Daniel Lezcano daniel.lezcano at free.fr
Tue Jun 8 08:52:08 UTC 2010


On 06/08/2010 07:55 AM, Nirmal Guhan wrote:
> On Mon, Jun 7, 2010 at 5:21 PM, Brian K. White<brian at aljex.com>  wrote:
>
>    
>> On 6/7/2010 7:51 PM, Nirmal Guhan wrote:
>>      
>>> Hi,
>>>
>>> Is there a way to use shared memory between the containers? Any other
>>> better/faster IPC mechanisms? I don't want to use sockets.
>>>
>>> Please let me know.
>>>        
>> Fifos on shared filesystem on the host?
>> Multiply hardlinked files on the host which appear in the same place in
>> each container?
>>
>> Except I don't know how you could safely allow more than one client
>> mount the fs except read-only, other than by means which are ultimately
>> sockets just with fs overhead on top of that. (various network and
>> distributed filesystems, and distributed ipc, distributed locking
>> systems, all are network based)
>>
>> Or if the multiple-hardlink idea doesn't actually work, I guess you
>> could put an incron job on the host which has access to all the
>> container's fs's and can watch a special directory in the same place in
>> all containers fs's and whenever a file is modified in one container,
>> incrond on the host notices and replicates it in all other containers.
>>
>> None of this sounds as good as ordinary socket communications, which is
>> my point.
>>
>> The whole point of a container is to ensure that exactly that (IPC)

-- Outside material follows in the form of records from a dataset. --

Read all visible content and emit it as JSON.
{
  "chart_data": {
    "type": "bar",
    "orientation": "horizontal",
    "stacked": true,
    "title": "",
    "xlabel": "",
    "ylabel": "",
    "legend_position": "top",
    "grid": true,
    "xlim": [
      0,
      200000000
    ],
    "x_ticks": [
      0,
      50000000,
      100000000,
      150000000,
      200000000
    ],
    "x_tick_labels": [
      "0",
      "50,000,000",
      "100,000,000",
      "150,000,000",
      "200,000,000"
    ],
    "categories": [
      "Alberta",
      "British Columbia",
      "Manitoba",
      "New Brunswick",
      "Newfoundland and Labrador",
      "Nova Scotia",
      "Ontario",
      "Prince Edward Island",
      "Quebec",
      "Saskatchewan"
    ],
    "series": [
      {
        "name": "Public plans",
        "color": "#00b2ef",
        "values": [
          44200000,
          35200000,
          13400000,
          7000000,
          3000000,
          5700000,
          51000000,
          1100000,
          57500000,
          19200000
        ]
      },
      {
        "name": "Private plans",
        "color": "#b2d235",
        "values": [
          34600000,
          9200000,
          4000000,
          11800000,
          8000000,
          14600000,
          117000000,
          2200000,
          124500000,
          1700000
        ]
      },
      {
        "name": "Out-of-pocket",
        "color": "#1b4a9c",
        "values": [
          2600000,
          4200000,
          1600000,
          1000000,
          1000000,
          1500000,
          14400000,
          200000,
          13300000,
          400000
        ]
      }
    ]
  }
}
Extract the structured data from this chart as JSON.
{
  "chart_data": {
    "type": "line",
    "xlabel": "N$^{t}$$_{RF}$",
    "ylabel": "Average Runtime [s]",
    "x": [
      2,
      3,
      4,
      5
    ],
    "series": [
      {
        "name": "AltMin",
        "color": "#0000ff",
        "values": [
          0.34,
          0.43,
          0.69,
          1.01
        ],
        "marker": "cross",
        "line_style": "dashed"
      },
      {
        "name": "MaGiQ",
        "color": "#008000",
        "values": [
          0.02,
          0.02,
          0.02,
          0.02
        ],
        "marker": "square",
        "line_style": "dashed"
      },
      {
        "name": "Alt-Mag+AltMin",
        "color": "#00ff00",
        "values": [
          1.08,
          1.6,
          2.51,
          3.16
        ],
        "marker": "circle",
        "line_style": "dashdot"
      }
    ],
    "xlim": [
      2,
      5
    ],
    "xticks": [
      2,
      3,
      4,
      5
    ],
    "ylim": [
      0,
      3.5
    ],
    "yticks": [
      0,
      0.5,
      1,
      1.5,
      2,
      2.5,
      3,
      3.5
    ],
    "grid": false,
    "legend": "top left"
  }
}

>> can't happen so I am tempted to say if you don't want something which
>> contains, then don't use containers.
>>
>> --
>> bkw
>>
>>
>>      
> I would prefer using the RAM for performance, something like /dev/shm. I
> tried mounting /dev/shm of host on container using mount --bind and it
> works. I don't know if this is preferable though. Is there a similar
> implementation(to /dev/shm) that is more secure and can be used across
> containers? Or anything on the cards?
>    
If you share the filesystem, you can use a shared mapped file (this is 
what does posix shm in the /dev/shm location in fact).